Jorge Benach is a medical researcher at the Stony Brook University in New York state. Benach is the chair of the Department of Molecular Genetics and Microbiology. Benach's main area of research is the tick borne spirochete Borrelia burgdorferi which is the causative agent of Lyme disease.

Benach also has begun to investigate organisms that could be used as bioterrorism agents, specifically Francisella tularensis, the bacterial agent of tularemia.

Benach graduated with a PhD from Rutgers University in 1972. Benach was named to a National Advisory Allergy and Infectious Diseases Council (NIAID) in 1998 and was named a 1992 Fulbright-Hays Fellow and Exchange Professor.

Lyme Disease research[edit]

Benach was one of the early researchers in Lyme disease. Benach and Edward Bosler, Ph.D. collaborated in the dogged and dangerous work of gathering and testing ticks for disease-causing pathogens at the Mashomack Preserve on Shelter Island, off the coast of New York. Benach and Bosler later co-authored the book Lyme Disease and Related Disease Disorders, New York Academy of Sciences (September 1988).

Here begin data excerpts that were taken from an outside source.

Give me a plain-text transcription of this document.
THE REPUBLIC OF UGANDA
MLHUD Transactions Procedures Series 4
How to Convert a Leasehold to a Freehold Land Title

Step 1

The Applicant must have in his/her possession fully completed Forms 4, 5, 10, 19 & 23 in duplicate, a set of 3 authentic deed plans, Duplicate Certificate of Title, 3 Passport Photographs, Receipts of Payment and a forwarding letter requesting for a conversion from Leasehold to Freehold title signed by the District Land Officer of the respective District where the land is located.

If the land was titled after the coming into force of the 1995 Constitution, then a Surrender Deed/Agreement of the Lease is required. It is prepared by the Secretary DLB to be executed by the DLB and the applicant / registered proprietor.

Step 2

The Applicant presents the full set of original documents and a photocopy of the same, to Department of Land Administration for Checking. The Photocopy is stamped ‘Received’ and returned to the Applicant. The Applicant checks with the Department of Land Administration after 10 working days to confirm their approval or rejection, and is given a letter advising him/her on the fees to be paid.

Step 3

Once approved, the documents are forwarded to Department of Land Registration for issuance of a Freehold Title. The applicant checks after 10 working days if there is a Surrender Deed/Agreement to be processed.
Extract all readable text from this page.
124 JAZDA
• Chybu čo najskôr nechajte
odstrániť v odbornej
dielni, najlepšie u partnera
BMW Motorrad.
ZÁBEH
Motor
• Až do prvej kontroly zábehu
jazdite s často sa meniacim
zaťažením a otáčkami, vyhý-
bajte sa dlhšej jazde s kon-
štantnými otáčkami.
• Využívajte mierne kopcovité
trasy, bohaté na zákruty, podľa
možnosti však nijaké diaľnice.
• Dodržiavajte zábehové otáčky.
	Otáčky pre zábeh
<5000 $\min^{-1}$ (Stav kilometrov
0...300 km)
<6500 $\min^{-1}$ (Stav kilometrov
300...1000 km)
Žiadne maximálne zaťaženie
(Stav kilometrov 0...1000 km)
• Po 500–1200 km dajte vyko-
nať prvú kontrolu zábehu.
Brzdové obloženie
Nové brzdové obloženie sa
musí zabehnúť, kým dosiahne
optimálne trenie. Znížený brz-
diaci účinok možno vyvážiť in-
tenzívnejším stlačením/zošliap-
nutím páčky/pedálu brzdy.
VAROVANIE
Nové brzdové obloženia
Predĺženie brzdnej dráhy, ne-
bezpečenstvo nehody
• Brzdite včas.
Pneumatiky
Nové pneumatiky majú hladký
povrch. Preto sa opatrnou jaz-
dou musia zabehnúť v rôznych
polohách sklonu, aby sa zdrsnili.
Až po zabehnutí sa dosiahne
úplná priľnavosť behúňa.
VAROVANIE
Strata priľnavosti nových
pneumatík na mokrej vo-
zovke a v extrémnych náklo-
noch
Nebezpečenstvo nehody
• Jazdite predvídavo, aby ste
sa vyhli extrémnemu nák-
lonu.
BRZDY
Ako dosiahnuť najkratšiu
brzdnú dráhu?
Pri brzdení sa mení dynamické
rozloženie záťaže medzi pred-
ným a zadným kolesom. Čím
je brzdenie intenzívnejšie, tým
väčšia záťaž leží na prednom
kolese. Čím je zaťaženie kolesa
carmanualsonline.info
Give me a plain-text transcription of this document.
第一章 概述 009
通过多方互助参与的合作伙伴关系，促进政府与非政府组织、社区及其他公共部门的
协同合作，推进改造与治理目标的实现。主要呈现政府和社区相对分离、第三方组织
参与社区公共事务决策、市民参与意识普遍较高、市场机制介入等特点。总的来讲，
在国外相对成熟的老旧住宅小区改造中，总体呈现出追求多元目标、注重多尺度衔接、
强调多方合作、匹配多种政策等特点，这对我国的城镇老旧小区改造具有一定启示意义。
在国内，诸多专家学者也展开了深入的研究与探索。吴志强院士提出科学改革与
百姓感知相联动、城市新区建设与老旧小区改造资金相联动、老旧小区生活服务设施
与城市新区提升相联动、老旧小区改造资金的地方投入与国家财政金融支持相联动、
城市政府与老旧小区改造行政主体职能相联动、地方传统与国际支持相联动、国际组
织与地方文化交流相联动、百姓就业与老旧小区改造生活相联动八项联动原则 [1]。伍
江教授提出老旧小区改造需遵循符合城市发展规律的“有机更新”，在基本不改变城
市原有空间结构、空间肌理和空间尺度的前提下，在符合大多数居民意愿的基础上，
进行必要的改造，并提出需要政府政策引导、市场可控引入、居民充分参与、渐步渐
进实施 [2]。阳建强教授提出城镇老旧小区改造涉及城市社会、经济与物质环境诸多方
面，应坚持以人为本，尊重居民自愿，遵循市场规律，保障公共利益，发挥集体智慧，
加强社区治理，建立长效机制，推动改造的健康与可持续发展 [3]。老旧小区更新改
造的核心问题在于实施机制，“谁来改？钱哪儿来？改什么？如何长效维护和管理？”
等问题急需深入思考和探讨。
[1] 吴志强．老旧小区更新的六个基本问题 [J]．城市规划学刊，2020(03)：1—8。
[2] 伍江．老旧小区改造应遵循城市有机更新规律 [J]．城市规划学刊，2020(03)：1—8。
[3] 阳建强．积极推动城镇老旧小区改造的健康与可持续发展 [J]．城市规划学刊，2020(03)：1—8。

In the fall of 1981, Benach, then at the New York State Health Department, provided NIH researcher Willy Burgdorfer with collections of I. dammini (scapularis) ticks from Shelter Island, as part of an ongoing investigation of Rocky Mounted spotted fever on Long Island. It was in the midgut of two of those ticks that Burgdorfer, looking for RMSF rickettsiae, noticed the “poorly stained, rather long, irregularly coiled spirochetes” that he realized might be the cause of the erythema chronicum migrans rash of Lyme disease. Benach subsequently supplied Burgdorfer with more field-collected ticks from Shelter Island, along with sera from clinically diagnosed patients with Lyme disease. The collaborative effort enabled Burgdorfer to confirm his suspicions about the new spirochete.[1]

Benach and pathology colleague Marc Golightly developed the critical laboratory test to detect the presence of antibodies to Borrelia burgdorferi, an ELISA test that became the original “gold standard” for Lyme diagnosis.[medical citation needed]

Benach continues to work with borrelia organisms at the Center for Infectious Diseases, Department of Molecular Genetics and Microbiology, Stony Brook University. Benach chairs the scientific and advisory board of the Tick-Borne Disease Institute of the New York State department of health and is an ad hoc committee member of the National Research Fund for Tick-Borne Diseases.

See also[edit]

References[edit]

  1. ^ Burgdorfer, W (1984). "Discovery of the Lyme disease spirochete and its relation to tick vectors.". The Yale journal of biology and medicine. 57 (4): 515–20. PMC 2590008Freely accessible. PMID 6516454.